Permanent TSB will then be able to decrease its decisioning time and make a more accurate lending decision.
The technology powering the service is from Castlight, a business which was acquired by Experian in 2019.
Martin Hagerty, chairman of Castlight Financial, an Experian subsidiary, said: “Financial providers have always sought to understand a person’s track record, their willingness to pay and their ability to pay.
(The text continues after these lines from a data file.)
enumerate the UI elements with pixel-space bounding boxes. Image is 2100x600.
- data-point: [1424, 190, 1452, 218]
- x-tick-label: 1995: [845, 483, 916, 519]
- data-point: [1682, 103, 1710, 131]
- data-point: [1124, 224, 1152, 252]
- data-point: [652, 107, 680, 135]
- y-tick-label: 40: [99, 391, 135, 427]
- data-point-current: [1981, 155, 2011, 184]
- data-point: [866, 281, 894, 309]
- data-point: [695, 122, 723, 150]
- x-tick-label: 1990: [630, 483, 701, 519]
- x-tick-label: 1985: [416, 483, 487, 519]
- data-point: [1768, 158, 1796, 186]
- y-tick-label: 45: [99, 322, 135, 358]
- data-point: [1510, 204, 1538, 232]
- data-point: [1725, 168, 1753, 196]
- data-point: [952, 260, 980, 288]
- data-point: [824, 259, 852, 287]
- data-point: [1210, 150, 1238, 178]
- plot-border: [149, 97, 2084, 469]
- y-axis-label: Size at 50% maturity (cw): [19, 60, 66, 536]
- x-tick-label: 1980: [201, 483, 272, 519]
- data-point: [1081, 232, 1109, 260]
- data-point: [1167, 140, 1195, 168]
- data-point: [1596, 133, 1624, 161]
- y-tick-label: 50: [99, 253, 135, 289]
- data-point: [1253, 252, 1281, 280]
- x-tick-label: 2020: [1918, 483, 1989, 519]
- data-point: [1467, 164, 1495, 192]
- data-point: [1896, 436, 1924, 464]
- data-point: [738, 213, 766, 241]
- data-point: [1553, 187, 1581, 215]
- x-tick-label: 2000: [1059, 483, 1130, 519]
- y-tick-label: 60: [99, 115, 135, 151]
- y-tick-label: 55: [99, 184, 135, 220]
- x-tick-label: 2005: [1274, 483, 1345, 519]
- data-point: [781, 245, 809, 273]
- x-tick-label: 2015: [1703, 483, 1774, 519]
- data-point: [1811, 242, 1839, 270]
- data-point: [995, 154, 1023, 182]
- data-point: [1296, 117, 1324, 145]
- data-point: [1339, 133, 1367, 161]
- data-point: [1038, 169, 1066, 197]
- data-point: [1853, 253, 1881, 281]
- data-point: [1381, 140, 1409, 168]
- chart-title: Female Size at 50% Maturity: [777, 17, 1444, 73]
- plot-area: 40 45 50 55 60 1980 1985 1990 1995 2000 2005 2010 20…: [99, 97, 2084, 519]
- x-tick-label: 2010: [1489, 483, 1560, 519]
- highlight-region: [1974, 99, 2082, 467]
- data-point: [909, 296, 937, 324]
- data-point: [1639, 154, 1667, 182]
For many years, credit bureau data has helped answer two of these questions and now this service will help lenders to truly understand affordability.”
“Categorising income and expenditure will allow lenders to see whether a person’s income is stable or indeed has fallen significantly, or if their burden of non-discretionary spending is beginning to become a problem for them.”
The service will also work across other Permanent TSB products, including personal financial management, which will help customers improve their financial wellbeing by giving them a comprehensive view of their finances.
Mike Frawley, chief risk officer at Permanent TSB, said: “This partnership with Experian builds on the bank’s digital focus, offers our customers quicker response times and enhances our automated lending journeys.”
As well as providing software to other financial institutions, Experian claims to be one of the largest providers of open banking in the UK, processing over 50m API calls every month through its open data platform.
The fintech was also the first Credit Referencing Agency (CRA) to be awarded an open banking licence back in June 2018, just six months after the implementation of PSD2.